Cataloguing the World Wide Web alone is a daunting task. For a start, nobody knows how big it is. And because pages with the same reference change over time, that multiplies the challenge. Nevertheless, Kahle’s Wayback Machine (available at http://www.archive.org/web/web.php) already allows users to browse more than 40 billion web pages archived from 1996 onwards – exposing, among other things, some embarrassing design decisions that certain print magazines made in their early days online (see http://web.archive.org/web/19981111190118/).
But Kahle wants more. “The problem with the internet is not that there’s too much information out there, it’s that there’s not enough good stuff. We’re looking to radically increase the amount of material on the web.”
Yes, Kahle’s goal is universal access to all knowledge, and so the Internet Archive aims to make every book ever written available over the web. “The ancient library of Alexandria collected 75 per cent of all the books of all the peoples of the world in 300BC. Our opportunity is to do that again, but then to one-up the ancients by making it available universally. It is technologically within our grasp and it could be one of the greatest achievements of humankind.”
In building this library, Kahle has had to sue his own country. The case, which is awaiting a hearing date, argues that copyright regulations enacted in anticipation of the digital age are contrary to the First Amendment. He explains: “I think it will come as a surprise to most people that the library system of physical books we grew up with has been made risky, if not illegal, in the digital world. This makes no sense. We needed some clarification as to what we as a library were allowed to do with, for example, out-of-print and orphan works, things that are traditionally found on the shelves of libraries. In the US, the way you ask a question like that is you file a lawsuit.”

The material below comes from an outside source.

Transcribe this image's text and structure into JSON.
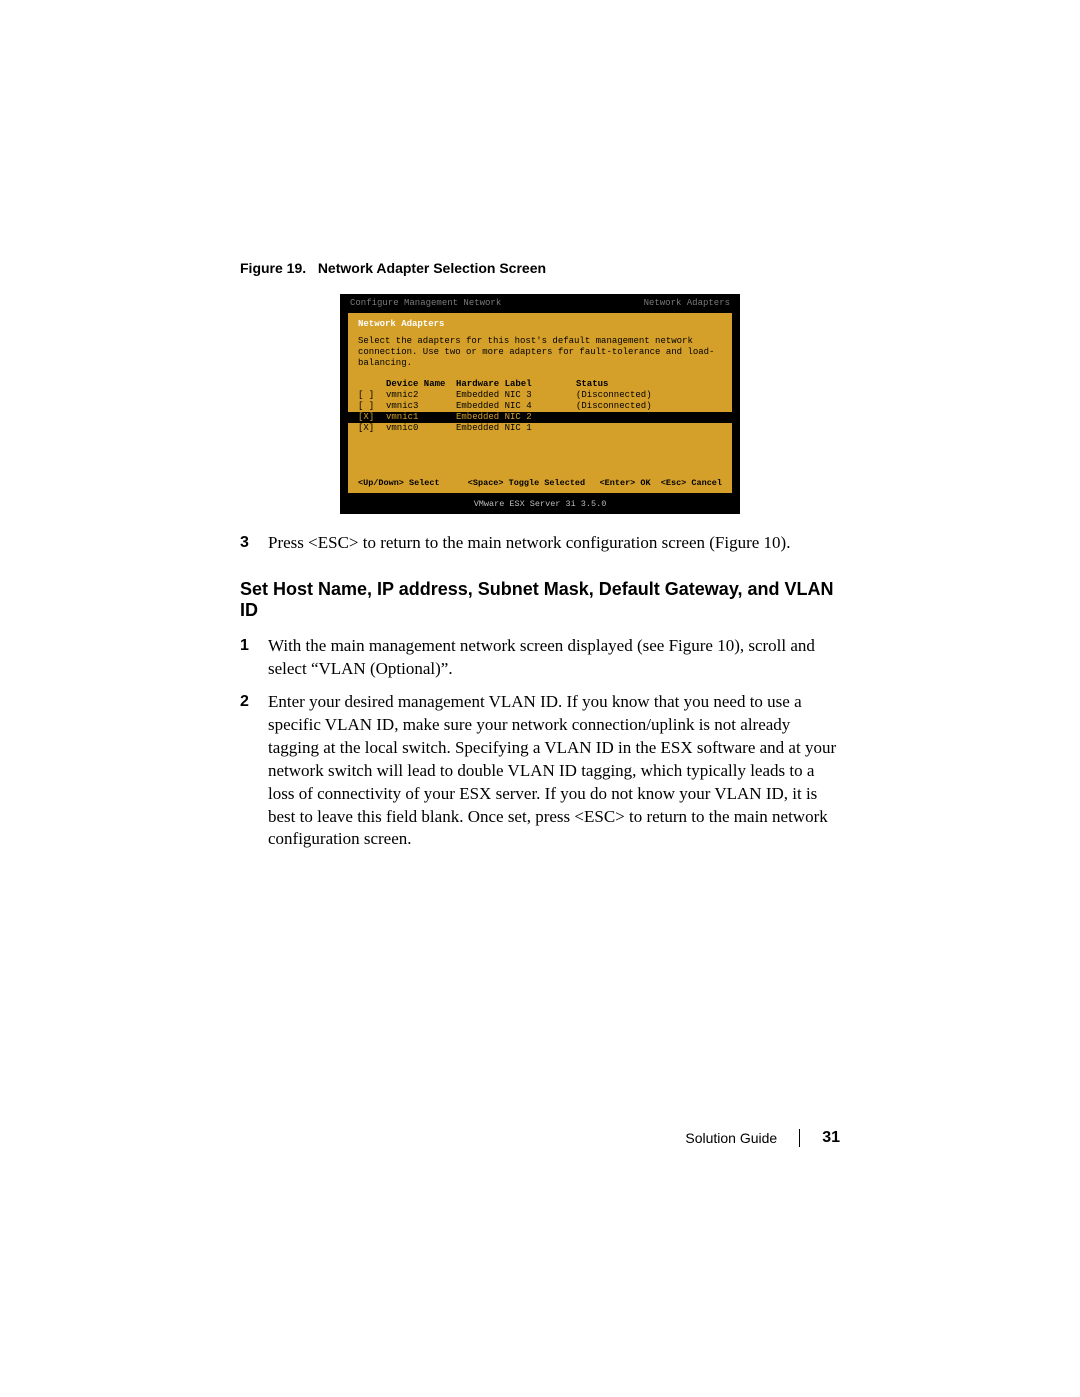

By chance, I catch him on the morning he has announced the Open Content Alliance, a partnership between the Internet Archive, the search engine Yahoo! and the University of California to digitise historical works of fiction. The announcement comes nine months after Google launched a similar, huge-scale digitisation project. The two projects differ in the way they propose to offer the digital books once they have scanned them. Whereas Kahle’s team would make full-text, searchable copies available to all users of the web, Google will allow access only from the libraries in which the original books are stored, and as extracts through its commercial service Google Print.
When I ask Kahle how he feels about Google’s project, he takes a deep breath. “We applaud the enthusiasm of Google to make steps in this area and digitise materials. But we would rather see an open system applied for the open content arena, in the same tradition as the open networks that brought us the internet. That fits much better with civic institutions like libraries.”
Google’s proposal has earned it a class-action lawsuit from the Authors Guild, but because the Open Content initiative is starting on out-of-copyright (or “public domain”) material, it will avoid the same fate.
However, like any librarian, Brewster Kahle wants his collection to be complete. The move to copyright works is inevitable, but by that time, Kahle feels, commercial interests will have moved out of the courtroom and into the boardroom. “The internet evolved in the early 1990s with public works, and then by 1994/95 there was enough of a user base that we could start to get commercial entities involved. If we get the technology right based on the public domain, I think the same thing will happen with books.”
Put simply, build the library and the books will come. If Kahle is right, the Internet Archive will reinvent the way we use the web – fulfilling its destiny as the ultimate, searchable record of all human knowledge.